La magia è iniziata con l’apertura del sipario. Una grande pergamena si è srotolata in scena dall’alto come un fiume su cui è scritta la storia. Grigio, rosso, bianco, colori netti che segnano le differenze fra il popolo e chi comanda il popolo. L’oro incandescente di una porta che si apre. Il coro è attorno, apparentemente compatto, coeso. Eppure ognuno di loro è un singolo a formare la massa. L’episodio che precede l’ingresso di Boris, interpretato da un grandissimo Ildar Abdrazakov, vibra di tensione. La sua incoronazione a zar è solenne. Quando la scena si sposta al convento dove il monaco Pimen sta terminando la sua cronaca della storia russa predomina l’oscurità. Il racconto che Pimen fa a Grigorij, il novizio che si fingerà lo zarevič Dimitri assassinato e legittimo erede, è emozionante. Sulla grande pergamena appare anche l’immagine di una madre con un bimbo insanguinato in braccio. E’ forte. E’ la narrazione della brutalità del potere. Il primo atto si chiude con il falso zarevič che fugge. Si rifugia in un’osteria (uno dei momenti in cui vi è una parte femminile) e va oltre il confine.

La seconda parte rivela tutto il carisma di Abdrazakov, eccellenza nel canto ma anche personalità straordinaria. Fra le scene più coinvolgenti quella in cui Boris crede di vedere il fantasma del bimbo che ha ucciso. Ricorda ogni dettaglio di quel gesto generato dall’ambizione sfrenata, persino il giocattolo che il piccolo teneva in mano. I rimorsi lo attanagliano, la sua mente ormai è dimora di allucinazioni. Nel momento finale la morte è la chiusura di un cerchio. La fine dell’usurpatore arriva quando Pimen, condotto davanti a Boris, lo mette davanti al suo delitto, raccontando dello zarevic morto. Boris non regge più: la mente sconvolta gli fa vedere decine di zarevic, impazzisce e muore. Ma il colpo di grazia, che manca nel libretto originale, viene – nella regia di Holten – inferto con un coltello da un sicario, proprio come per lo zarevic assassinato, mentre Grigorij entra trionfante in scena

Alla chiusura del sipario il pubblico ha applaudito lungamente tutti gli interpreti. Ben tredici minuti di battimani con tanto di canonico lancio di fiori dal loggione, più un’ovazione per il protagonista, il basso russo Abdrazakov (Boris), vero mattatore della serata, insieme a un grande coro scaligero (il popolo russo) diretto da Alberto Malazzi, con quello di voci bianche istruito da Bruno Casoni; poi Ain Anger (il monaco Pimen) e Dmitry Golovnin (Grigorij) e tutti gli altri interpreti.
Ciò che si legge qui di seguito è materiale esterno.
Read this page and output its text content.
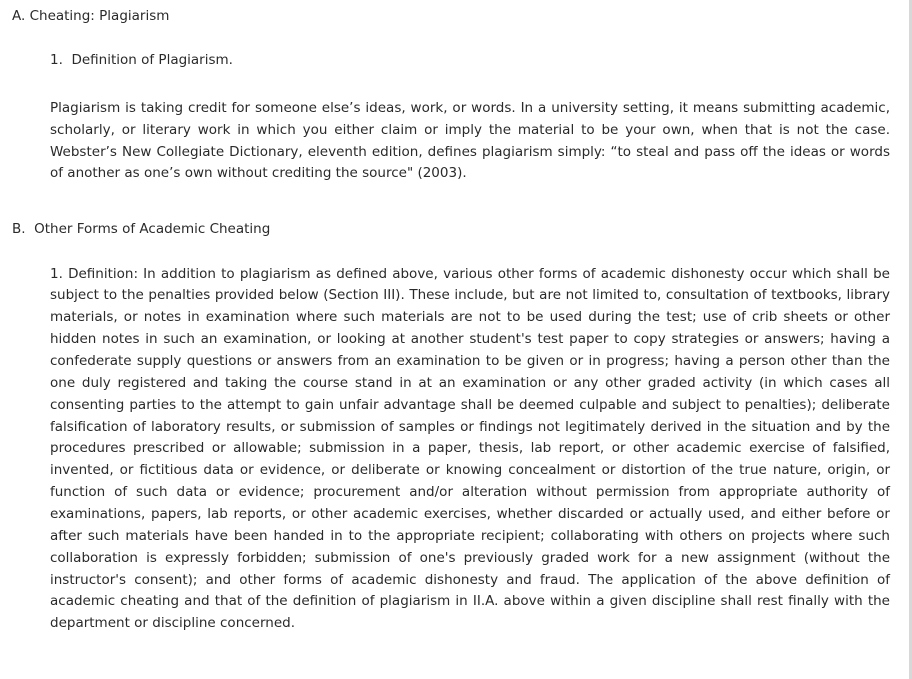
A. Cheating: Plagiarism
1.  Definition of Plagiarism.
Plagiarism is taking credit for someone else’s ideas, work, or words. In a university setting, it means submitting academic, scholarly, or literary work in which you either claim or imply the material to be your own, when that is not the case. Webster’s New Collegiate Dictionary, eleventh edition, defines plagiarism simply: “to steal and pass off the ideas or words of another as one’s own without crediting the source" (2003).
B.  Other Forms of Academic Cheating
1. Definition: In addition to plagiarism as defined above, various other forms of academic dishonesty occur which shall be subject to the penalties provided below (Section III). These include, but are not limited to, consultation of textbooks, library materials, or notes in examination where such materials are not to be used during the test; use of crib sheets or other hidden notes in such an examination, or looking at another student's test paper to copy strategies or answers; having a confederate supply questions or answers from an examination to be given or in progress; having a person other than the one duly registered and taking the course stand in at an examination or any other graded activity (in which cases all consenting parties to the attempt to gain unfair advantage shall be deemed culpable and subject to penalties); deliberate falsification of laboratory results, or submission of samples or findings not legitimately derived in the situation and by the procedures prescribed or allowable; submission in a paper, thesis, lab report, or other academic exercise of falsified, invented, or fictitious data or evidence, or deliberate or knowing concealment or distortion of the true nature, origin, or function of such data or evidence; procurement and/or alteration without permission from appropriate authority of examinations, papers, lab reports, or other academic exercises, whether discarded or actually used, and either before or after such materials have been handed in to the appropriate recipient; collaborating with others on projects where such collaboration is expressly forbidden; submission of one's previously graded work for a new assignment (without the instructor's consent); and other forms of academic dishonesty and fraud. The application of the above definition of academic cheating and that of the definition of plagiarism in II.A. above within a given discipline shall rest finally with the department or discipline concerned.
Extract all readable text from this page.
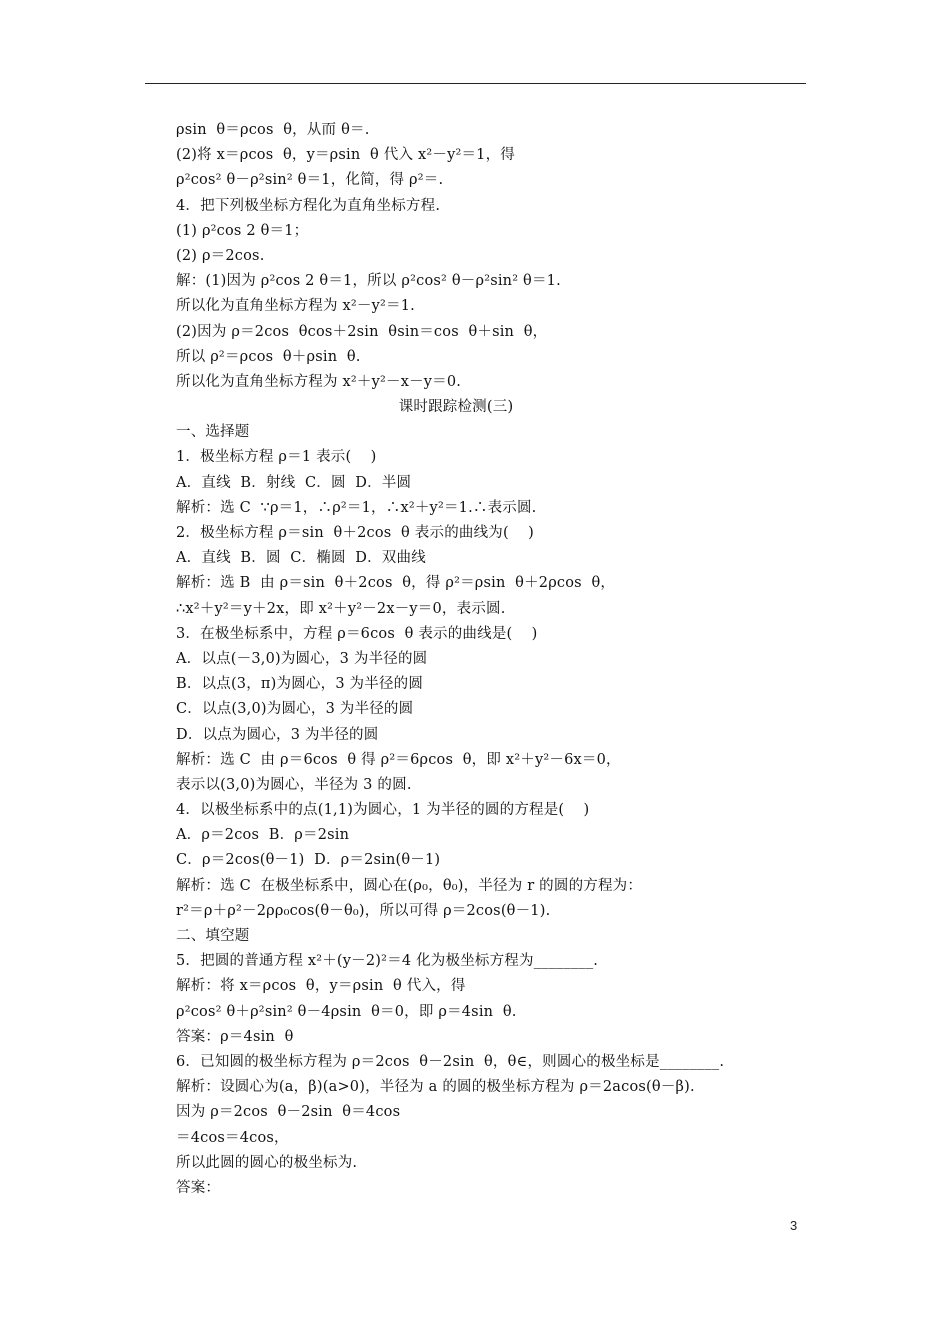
ρsin  θ＝ρcos  θ，从而 θ＝.
(2)将 x＝ρcos  θ，y＝ρsin  θ 代入 x²－y²＝1，得
ρ²cos² θ－ρ²sin² θ＝1，化简，得 ρ²＝.
4．把下列极坐标方程化为直角坐标方程.
(1) ρ²cos 2 θ＝1；
(2) ρ＝2cos.
解：(1)因为 ρ²cos 2 θ＝1，所以 ρ²cos² θ－ρ²sin² θ＝1.
所以化为直角坐标方程为 x²－y²＝1.
(2)因为 ρ＝2cos  θcos＋2sin  θsin＝cos  θ＋sin  θ，
所以 ρ²＝ρcos  θ＋ρsin  θ.
所以化为直角坐标方程为 x²＋y²－x－y＝0.
课时跟踪检测(三)
一、选择题
1．极坐标方程 ρ＝1 表示(    )
A．直线  B．射线  C．圆  D．半圆
解析：选 C  ∵ρ＝1，∴ρ²＝1，∴x²＋y²＝1.∴表示圆.
2．极坐标方程 ρ＝sin  θ＋2cos  θ 表示的曲线为(    )
A．直线  B．圆  C．椭圆  D．双曲线
解析：选 B  由 ρ＝sin  θ＋2cos  θ，得 ρ²＝ρsin  θ＋2ρcos  θ，
∴x²＋y²＝y＋2x，即 x²＋y²－2x－y＝0，表示圆.
3．在极坐标系中，方程 ρ＝6cos  θ 表示的曲线是(    )
A．以点(－3,0)为圆心，3 为半径的圆
B．以点(3，π)为圆心，3 为半径的圆
C．以点(3,0)为圆心，3 为半径的圆
D．以点为圆心，3 为半径的圆
解析：选 C  由 ρ＝6cos  θ 得 ρ²＝6ρcos  θ，即 x²＋y²－6x＝0，
表示以(3,0)为圆心，半径为 3 的圆.
4．以极坐标系中的点(1,1)为圆心，1 为半径的圆的方程是(    )
A．ρ＝2cos  B．ρ＝2sin
C．ρ＝2cos(θ－1)  D．ρ＝2sin(θ－1)
解析：选 C  在极坐标系中，圆心在(ρ₀，θ₀)，半径为 r 的圆的方程为：
r²＝ρ＋ρ²－2ρρ₀cos(θ－θ₀)，所以可得 ρ＝2cos(θ－1).
二、填空题
5．把圆的普通方程 x²＋(y－2)²＝4 化为极坐标方程为________.
解析：将 x＝ρcos  θ，y＝ρsin  θ 代入，得
ρ²cos² θ＋ρ²sin² θ－4ρsin  θ＝0，即 ρ＝4sin  θ.
答案：ρ＝4sin  θ
6．已知圆的极坐标方程为 ρ＝2cos  θ－2sin  θ，θ∈，则圆心的极坐标是________.
解析：设圆心为(a，β)(a>0)，半径为 a 的圆的极坐标方程为 ρ＝2acos(θ－β).
因为 ρ＝2cos  θ－2sin  θ＝4cos
＝4cos＝4cos，
所以此圆的圆心的极坐标为.
答案：
3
Magnifica la direzione di Riccardo Chailly e la regia di Kasper Holten, capace di valorizzare ogni aspetto del racconto. Un cast di altissimo livello che si è mosso tra le suggestive scenografie disegnate da Es Devlin, e con i sontuosi costumi creati Ida Marie Ellekilde, immersi in un’atmosfera cupa ammantata dalle luci di Jonas Bough e dai video di Luke Halls.